在 Python 中使用 *args 和 **kwargs 验证具有默认值的参数

Question

I have been looking for the answer to this for sometime but I always end up looking at tutorials covering the basics. My problem is -

If I have a function:

def foo(a, b, *args, **kwargs):

    if args[0]:
        if args[0] in range(1, 4):
            x=args[0]
        else:
            raise ValueError("Eww that is one ugly x!")
    else:
        x = kwargs.get('x', 3)
    if args[1]:
        if args[1] in ['some','list','of','strings']:
             y = args[1]
        else:
           raise ValueError("Invalid y")
    else:        
        y = kwargs.get('y', "some")

    if x == 1:
       print("Good")
    elif x == 2:
       print("Bad")
    elif x == 3:
       print("Clint")
    else:
       raise ValueError("Eww that is one ugly x!")

    if y == 'some':
       print(y + str(x))
    elif y == 'list':
       print("happy")
    elif y == 'of':
       print("healthy")
    elif y == 'strings':
       print(y + 'me')
    else:
       raise ValueError("Invalid y")

I am looking for a simpler way of treating args[0] and kwargs.get('x') as equivalent - insofar as I would like to perform the same type and value validation checks on which ever is assigned.
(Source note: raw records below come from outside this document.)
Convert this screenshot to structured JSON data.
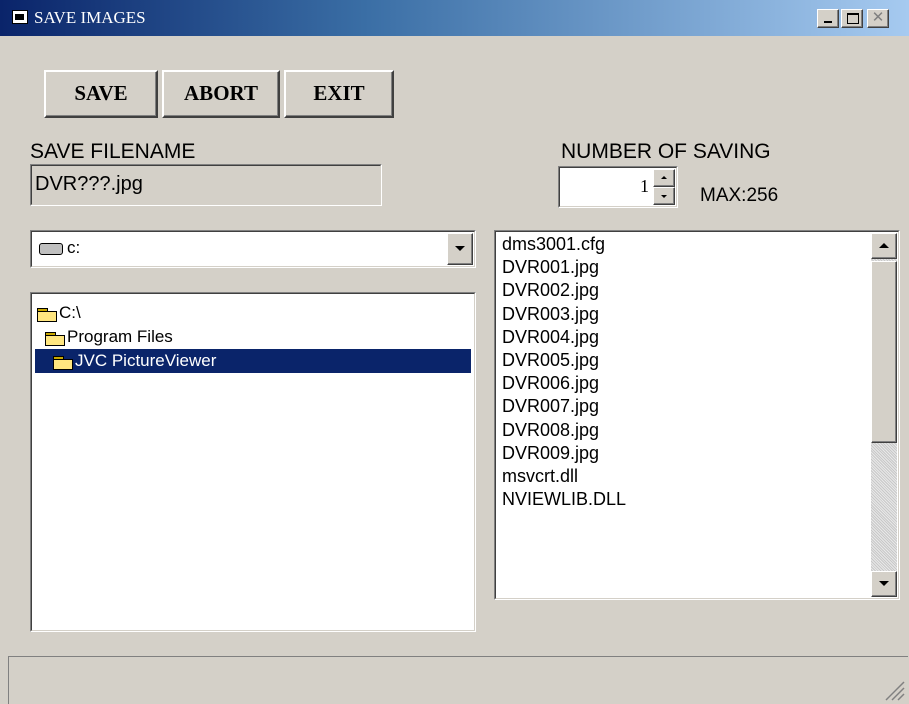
{
  "window": {
    "title": "SAVE IMAGES"
  },
  "toolbar": {
    "save_label": "SAVE",
    "abort_label": "ABORT",
    "exit_label": "EXIT"
  },
  "filename": {
    "label": "SAVE FILENAME",
    "value": "DVR???.jpg"
  },
  "saving": {
    "label": "NUMBER OF SAVING",
    "value": "1",
    "max_label": "MAX:256"
  },
  "drive": {
    "selected": "c:"
  },
  "folders": [
    {
      "label": "C:\\"
    },
    {
      "label": "Program Files"
    },
    {
      "label": "JVC PictureViewer",
      "selected": true
    }
  ],
  "files": [
    "dms3001.cfg",
    "DVR001.jpg",
    "DVR002.jpg",
    "DVR003.jpg",
    "DVR004.jpg",
    "DVR005.jpg",
    "DVR006.jpg",
    "DVR007.jpg",
    "DVR008.jpg",
    "DVR009.jpg",
    "msvcrt.dll",
    "NVIEWLIB.DLL"
  ],
  "colors": {
    "selection": "#0a246a",
    "face": "#d4d0c8"
  }
}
In short how do I map the value of both args[i] and kwargs.get(k) to the same object.

Answer 1

Assuming you really want your function to depend on args and kwargs, you could do a try/except statement (telling you if args[0] exist) and use the fact that your ValueError is the same for both cases.

def foo(*args, **kwargs):
    try:
        x = args[0] if args[0] in range(1,4) else None
    except:
        x = kwargs.get('x', 3)

    if x == 1:
       print("Good")
    elif x == 2:
       print("Bad")
    elif x == 3:
       print("Clint")
    else:
       raise ValueError("Eww that is one ugly x!")

Answer 2

I'm curious what your real question is?

If I were simply trying to improve upon your example, I think I would choose the following approach.
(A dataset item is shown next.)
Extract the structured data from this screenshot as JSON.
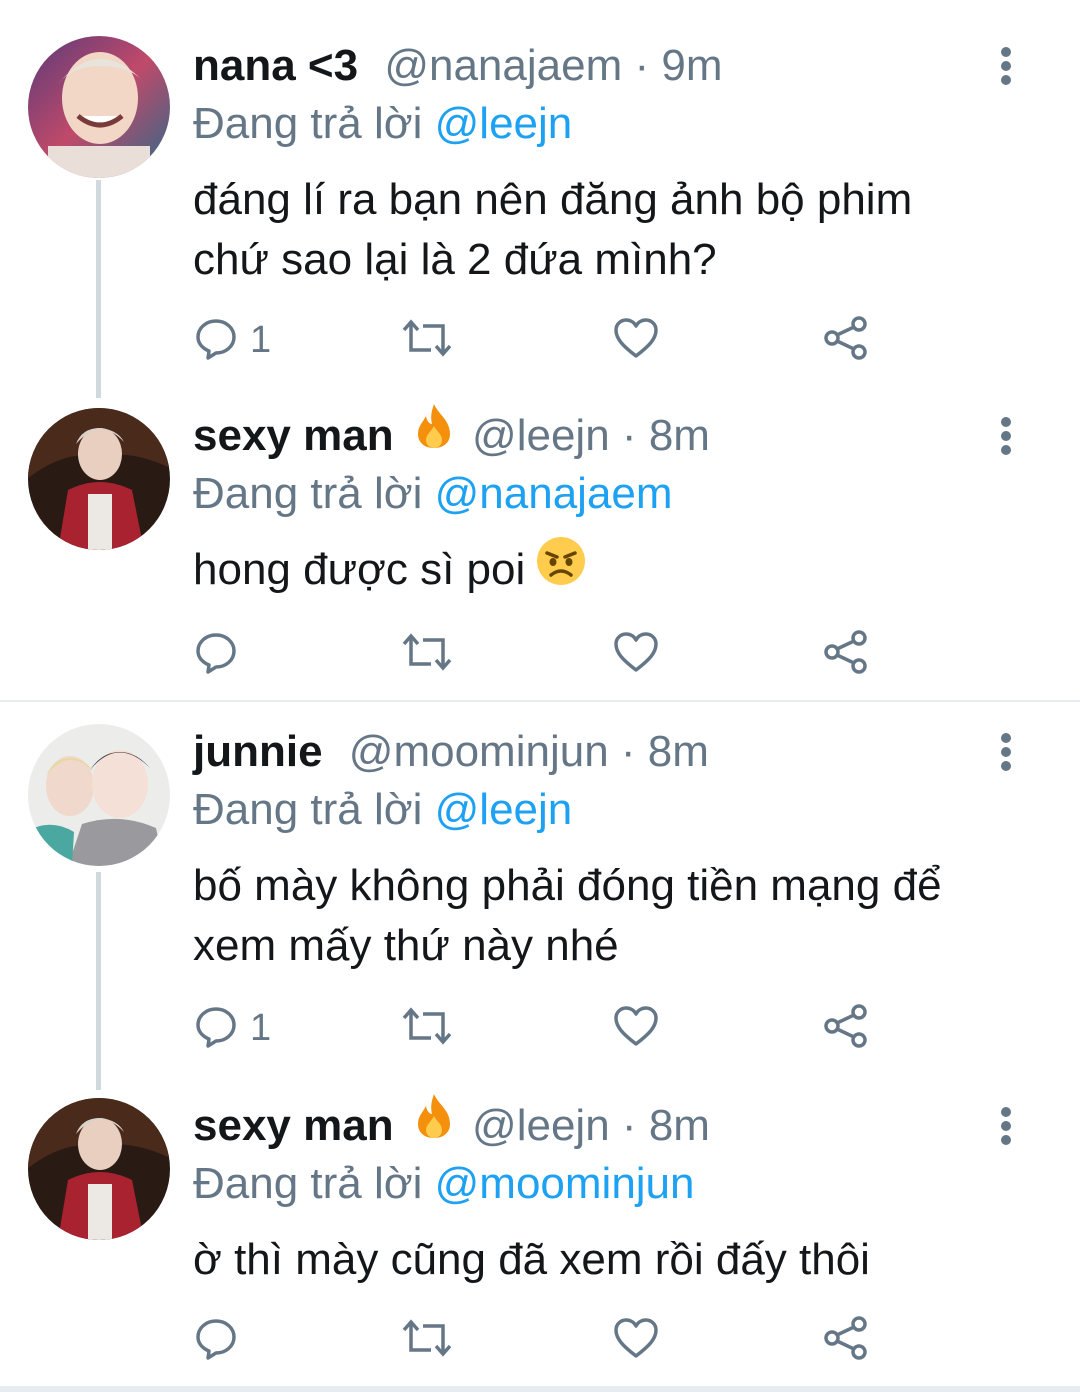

from typing import Tuple, Dict, Iterable, Any


def value_from_args_or_kwargs(args: Tuple, index: int, cond: Iterable, error_msg: str,
                              kwargs: Dict, key: str, val: Any):
    if len(args) - 1 >= index and args[index]:
        return args[index] if args[index] in cond else ValueError(error_msg)
    else:
        return kwargs.get(key, val)


def bar(a, b, *args, **kwargs):
    x = value_from_args_or_kwargs(args, 0, range(1, 4), 'Eww that is one ugly x!',
                                  kwargs, 'x', 3)
    y = value_from_args_or_kwargs(args, 1, ['some', 'list', 'of', 'strings'], 'Invalid y',
                                  kwargs, 'y', 'some')
    print('Good') if x == 1 else \
        print('Bad') if x == 2 else \
        print('Client') if x == 3 else ValueError('Eww that is one ugly x!')

    print(f'{y}{x}') if y == 'some' else \
        print('happy') if y == 'list' else \
        print('healthy') if y == 'of' else \
        print(f'{y}me') if y == 'strings' else ValueError('Invalid y')

Answer 3

You should just define your function like this:

def foo(x):
    if x == 1:
        print("Good")
    elif x == 2:
        print("Bad")
    elif x == 3:
        print("Clint")
    else:
        raise ValueError("Eww that is one ugly x!")

Now you can call this function like:

foo(3)

or as:

foo(x=3)

There's no need to use *args or **kwargs if you know exactly what arguments you are expecting.

If you need more arguments, then just name them:

def foo(x, y, z, a, b, c):
    ...

There's no need for *args or **kwargs if you know what arguments you are expecting.